Repeal Prohibition Now!" LEAP's Norman Stamper, a former chief of
police in Seattle, praises Webb as "a tough guy" and says "the hope
is that an honest, very critical examination of drug laws will lead
to the conclusion that prohibition doesn't work." Little public
opposition has emerged, though that might have more to do with the
bill's uncertain status than anything else. In the meantime, Webb
says he's been contacted about his proposal by the president and
Supreme Court Justice Anthony Kennedy, both of whom gave encouraging signals.

And he is quietly amassing an eclectic band of supporters, ranging
from the influential -- Senate Majority Leader Harry Reid of Nevada
- -- to the surprising -- conservative Republican Sen. Lindsey Graham
of South Carolina. On board, too, is Nolan, a former California state
lawmaker who did time in the 1990s for racketeering. Nolan sees
Webb's commission as a way to steer drug offenders to treatment
facilities, rather than warehousing them in prisons. Senate insiders
have been somewhat surprised about how seamlessly Webb has managed
the early stages of selling his bill to members of Congress ever wary
of being labeled as soft on crime.

His substantive, non-emotional, almost academic approach to the
discussion seems at odds with the brusque Jim Webb some have come to
expect, and even dread. Why, wasn't it just a three years ago that
Webb had his infamous set-to with then-President Bush at a White
House reception for new members of Congress? Bush asked Webb, whose
son is a Marine and was stationed in Iraq, "How's your boy?" Webb --
who had worn his son's combat boots every day during his upset 2006
Senate campaign -- responded, "That's between me and my boy." Later
he told The Washington Post, "I'm not particularly interested in
having a picture of me and George W. Bush on my wall."

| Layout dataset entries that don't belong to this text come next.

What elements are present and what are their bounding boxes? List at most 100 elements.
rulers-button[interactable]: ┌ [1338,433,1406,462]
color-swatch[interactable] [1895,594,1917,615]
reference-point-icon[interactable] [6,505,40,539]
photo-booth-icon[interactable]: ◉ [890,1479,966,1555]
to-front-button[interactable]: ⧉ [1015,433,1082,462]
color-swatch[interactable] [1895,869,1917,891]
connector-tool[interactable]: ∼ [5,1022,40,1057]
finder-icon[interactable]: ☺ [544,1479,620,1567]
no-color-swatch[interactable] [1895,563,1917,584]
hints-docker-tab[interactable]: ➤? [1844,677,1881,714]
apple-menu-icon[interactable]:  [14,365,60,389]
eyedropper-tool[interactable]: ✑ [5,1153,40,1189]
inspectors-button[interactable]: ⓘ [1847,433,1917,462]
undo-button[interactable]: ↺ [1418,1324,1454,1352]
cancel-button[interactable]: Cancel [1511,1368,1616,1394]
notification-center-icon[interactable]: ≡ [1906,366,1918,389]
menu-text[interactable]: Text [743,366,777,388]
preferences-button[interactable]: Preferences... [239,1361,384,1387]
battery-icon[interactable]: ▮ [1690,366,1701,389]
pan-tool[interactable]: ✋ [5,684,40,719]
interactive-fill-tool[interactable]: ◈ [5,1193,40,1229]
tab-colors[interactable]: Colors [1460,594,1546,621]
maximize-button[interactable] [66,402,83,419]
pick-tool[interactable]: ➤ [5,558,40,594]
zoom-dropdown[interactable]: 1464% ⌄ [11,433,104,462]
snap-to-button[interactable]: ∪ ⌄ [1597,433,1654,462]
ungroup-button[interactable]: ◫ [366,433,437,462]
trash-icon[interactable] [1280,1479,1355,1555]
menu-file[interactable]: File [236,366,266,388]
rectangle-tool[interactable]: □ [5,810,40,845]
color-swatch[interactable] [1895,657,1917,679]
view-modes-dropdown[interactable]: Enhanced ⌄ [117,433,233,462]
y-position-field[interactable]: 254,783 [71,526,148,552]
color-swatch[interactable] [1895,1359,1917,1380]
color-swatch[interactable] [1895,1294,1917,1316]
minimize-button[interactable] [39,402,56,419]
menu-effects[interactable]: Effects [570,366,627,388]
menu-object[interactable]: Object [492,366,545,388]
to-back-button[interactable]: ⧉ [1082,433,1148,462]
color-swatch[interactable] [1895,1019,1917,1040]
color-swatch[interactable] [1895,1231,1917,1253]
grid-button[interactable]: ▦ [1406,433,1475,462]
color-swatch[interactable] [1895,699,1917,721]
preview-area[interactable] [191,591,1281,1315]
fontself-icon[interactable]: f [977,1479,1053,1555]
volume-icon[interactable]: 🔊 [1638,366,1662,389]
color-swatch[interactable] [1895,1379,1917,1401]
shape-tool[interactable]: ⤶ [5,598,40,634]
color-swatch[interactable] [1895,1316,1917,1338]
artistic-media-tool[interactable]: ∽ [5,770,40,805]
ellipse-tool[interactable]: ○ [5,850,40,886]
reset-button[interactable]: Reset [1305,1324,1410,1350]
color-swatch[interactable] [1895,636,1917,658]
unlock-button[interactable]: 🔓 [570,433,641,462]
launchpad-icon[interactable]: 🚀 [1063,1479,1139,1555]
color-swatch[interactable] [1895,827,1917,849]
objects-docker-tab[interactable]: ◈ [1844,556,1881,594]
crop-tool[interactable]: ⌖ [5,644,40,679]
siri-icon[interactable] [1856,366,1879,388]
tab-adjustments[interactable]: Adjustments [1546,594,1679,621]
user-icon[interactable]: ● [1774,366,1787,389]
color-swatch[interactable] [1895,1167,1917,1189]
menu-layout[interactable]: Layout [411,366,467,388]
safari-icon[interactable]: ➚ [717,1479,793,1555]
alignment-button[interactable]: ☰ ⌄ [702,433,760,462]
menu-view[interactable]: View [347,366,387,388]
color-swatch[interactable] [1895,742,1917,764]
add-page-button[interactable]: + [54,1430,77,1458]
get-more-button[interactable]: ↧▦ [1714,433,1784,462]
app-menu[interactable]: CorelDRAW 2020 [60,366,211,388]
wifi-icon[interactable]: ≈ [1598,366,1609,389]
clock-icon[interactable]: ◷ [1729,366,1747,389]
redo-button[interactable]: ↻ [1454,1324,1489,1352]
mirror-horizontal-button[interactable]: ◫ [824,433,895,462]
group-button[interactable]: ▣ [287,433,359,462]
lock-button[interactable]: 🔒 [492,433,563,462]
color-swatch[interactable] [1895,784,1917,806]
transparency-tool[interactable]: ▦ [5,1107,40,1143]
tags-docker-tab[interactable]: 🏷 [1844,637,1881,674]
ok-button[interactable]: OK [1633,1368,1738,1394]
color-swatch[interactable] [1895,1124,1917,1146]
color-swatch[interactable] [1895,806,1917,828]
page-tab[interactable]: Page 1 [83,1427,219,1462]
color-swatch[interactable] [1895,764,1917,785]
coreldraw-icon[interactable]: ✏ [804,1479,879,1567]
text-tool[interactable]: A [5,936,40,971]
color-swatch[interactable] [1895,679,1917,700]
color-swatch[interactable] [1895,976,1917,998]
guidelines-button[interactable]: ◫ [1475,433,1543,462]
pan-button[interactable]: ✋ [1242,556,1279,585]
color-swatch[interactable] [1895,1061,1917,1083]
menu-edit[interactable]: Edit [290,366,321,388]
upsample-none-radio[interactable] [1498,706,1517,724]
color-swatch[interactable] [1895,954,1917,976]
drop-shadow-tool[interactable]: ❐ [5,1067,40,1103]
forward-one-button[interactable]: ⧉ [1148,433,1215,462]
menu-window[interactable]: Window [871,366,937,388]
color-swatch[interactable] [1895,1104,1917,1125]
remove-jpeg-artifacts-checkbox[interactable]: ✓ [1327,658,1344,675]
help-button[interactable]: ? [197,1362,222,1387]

"We were expecting him to be out in the parking lot having
fistfights," a high-ranking Senate aide said. "But that's not the way
it has been. He's impressed everyone with his preparation and his
composure." Still, Nolan says, "he's not warm and fuzzy.

He's not a hail-fellow-well-met kind of guy. He's kind of abrupt.

But I don't want somebody who is a glad-hander. I want somebody who
can get things done." But where to look for clues about how he might
do it? He is the writer, after all, so what does he write about
getting things through Congress? His latest book -- a nonfiction
entry -- is called "A Time to Fight," which sounds kind of feisty.

But there, in the text, we see a measure of restraint, even as the
writer is preparing for battle. "The United States Senate is composed
of 100 scorpions in a jar," the writer writes. "And one should be
very careful in deciding how and when to shake that jar."